A little bit about me:
(I am a vegetarian since my teens, not so much for ethical reasons but because I stopped liking the taste of meat, for about a year now I am flirting with the idea of veganism (mostly because it is very tasty in a way that is both simple and refined to me: Fresh ingredients combined in an intersting way with just a dash of often exotic spices) and tested a lot of vegan recipes and it took over more and more of my eating habits, for about 4 months now I am „quite vegan“, in general I only eat vegan stuff but I can’t (and don’t want to) let go of my milk coffee in the morning/ afternoon, I tried plant based milks but to me it all tastes quite horrible in coffee.)
About the book:
The introduction was surely one of the best parts. I liked the way it offered arguments for eating less or no animal products without a preaching tone. It also seems to come from a relaxed point of view offering alternatives to meat and dairy products either now and then or as a new nutrition habit.
The introduction gave a great overview over typical food in a vegan diet with tips where to obtain them and how to prepare them and what characteristic mineral value they offer.
To me pictures are a very important part of a cook book and I really liked the style of the pictures in this one. Quite light/ white with the food as coloured highlights and often unconventional cropping. (I only had a digital copy for review and my kindle only showed them in black/ white but I had a look at them on my trusty mobile.) To me the pictures were quite inviting although not stunning as other vegan/ vegetarian cookbooks are. Not all recipes came with a picture in my edition, which was a bit disappointing.
My first attempt were the crepes filled with spinach and mushrooms. It took two attempts to get the dough the right way as to be honest the first time I wasn’t following the recipe 100 %. So the dough came out a bit too soft and uncrispy. The second time with strict following the measurements it was way better, but to me there was far too much margarine/ fat in there. I have experimented a lot with vegan pancake recipes lately and they were generally less rich in fat. But the filling was simply divine. I loved the yogurt at the side, too.
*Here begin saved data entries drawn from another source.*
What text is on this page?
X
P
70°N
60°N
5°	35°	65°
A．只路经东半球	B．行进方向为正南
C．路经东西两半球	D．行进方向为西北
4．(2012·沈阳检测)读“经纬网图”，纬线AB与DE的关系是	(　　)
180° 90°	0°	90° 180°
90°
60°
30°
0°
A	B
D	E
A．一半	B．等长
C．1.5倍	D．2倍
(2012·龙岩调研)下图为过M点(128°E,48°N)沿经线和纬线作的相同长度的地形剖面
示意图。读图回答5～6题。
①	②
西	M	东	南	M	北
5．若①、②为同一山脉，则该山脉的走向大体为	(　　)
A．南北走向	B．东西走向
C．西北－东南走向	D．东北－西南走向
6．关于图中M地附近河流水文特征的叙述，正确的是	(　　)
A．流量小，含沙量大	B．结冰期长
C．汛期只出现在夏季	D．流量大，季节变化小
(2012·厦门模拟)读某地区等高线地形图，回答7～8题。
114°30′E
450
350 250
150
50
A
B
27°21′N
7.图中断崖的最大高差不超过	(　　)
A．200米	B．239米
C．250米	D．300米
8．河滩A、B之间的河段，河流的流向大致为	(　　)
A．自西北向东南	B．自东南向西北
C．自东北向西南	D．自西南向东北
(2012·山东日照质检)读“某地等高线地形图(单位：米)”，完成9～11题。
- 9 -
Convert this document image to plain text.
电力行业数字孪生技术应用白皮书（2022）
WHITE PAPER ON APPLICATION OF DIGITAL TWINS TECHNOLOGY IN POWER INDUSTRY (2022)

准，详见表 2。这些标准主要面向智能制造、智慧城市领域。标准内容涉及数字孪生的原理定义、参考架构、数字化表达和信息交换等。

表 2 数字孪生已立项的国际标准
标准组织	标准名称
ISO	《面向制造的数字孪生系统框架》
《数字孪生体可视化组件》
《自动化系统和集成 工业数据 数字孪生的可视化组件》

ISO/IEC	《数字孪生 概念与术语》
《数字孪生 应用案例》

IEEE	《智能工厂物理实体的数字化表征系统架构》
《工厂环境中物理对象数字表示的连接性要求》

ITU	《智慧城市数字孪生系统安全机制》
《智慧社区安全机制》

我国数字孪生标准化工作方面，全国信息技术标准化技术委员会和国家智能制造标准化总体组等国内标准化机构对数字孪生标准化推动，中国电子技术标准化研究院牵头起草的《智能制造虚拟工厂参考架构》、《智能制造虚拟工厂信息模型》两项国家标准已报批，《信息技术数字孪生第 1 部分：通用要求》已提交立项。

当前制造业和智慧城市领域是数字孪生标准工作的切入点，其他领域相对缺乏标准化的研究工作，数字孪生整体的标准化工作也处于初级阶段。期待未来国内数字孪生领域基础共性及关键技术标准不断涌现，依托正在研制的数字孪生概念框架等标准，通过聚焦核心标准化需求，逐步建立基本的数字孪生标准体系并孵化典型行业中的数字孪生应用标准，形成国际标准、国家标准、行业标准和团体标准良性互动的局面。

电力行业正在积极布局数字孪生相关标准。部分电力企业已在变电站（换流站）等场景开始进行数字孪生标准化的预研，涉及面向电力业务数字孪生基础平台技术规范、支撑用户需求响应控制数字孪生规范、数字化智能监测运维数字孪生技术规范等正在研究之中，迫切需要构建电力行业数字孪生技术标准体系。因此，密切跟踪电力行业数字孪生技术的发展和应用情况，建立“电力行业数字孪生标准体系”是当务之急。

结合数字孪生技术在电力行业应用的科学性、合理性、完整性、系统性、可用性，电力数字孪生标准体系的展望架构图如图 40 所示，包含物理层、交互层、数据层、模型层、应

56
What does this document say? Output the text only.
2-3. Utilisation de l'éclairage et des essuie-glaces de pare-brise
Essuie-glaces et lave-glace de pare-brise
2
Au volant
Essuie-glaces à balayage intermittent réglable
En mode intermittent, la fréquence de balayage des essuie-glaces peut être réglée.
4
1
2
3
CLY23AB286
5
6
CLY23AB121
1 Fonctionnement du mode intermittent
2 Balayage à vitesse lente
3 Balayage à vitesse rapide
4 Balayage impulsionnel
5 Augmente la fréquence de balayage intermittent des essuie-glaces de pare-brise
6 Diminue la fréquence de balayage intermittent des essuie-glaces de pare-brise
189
I also tried the lychee, raspberry & rose sherbet . It was really good. I am lucky enough to own an ice cream maker and could do it in the machine rather than leaving it in the freezer to frost. After tasting the sherbet before frosting I felt like it was way too unsweet (it will be in more need of sweetness after frosting, so I added some agave syrup and in the end the result was perfect.). Maybe the canned lychees in Germany are less sweet than in Australia/ The USA? (The author is from Australia, but I got the US version of the book.) But the outcome was really great, the combination of lychees and raspberries is one I have to keep in mind for further experiments and exploring.
The recipes cover all meals of the day including a lot of dessert ideas and come from all over the world.
Usually cook books make me want to test a lot of recipes, especially vegan ones which often are still a mystery to me after growing up being taught you need eggs for certain things like pancakes etc., they make me want to give it a try to prove my first instincts („this can’t work without an egg!“) wrong, but here I was only mildly interested to be honest. But maybe I would feel more inspired with an actual print copy.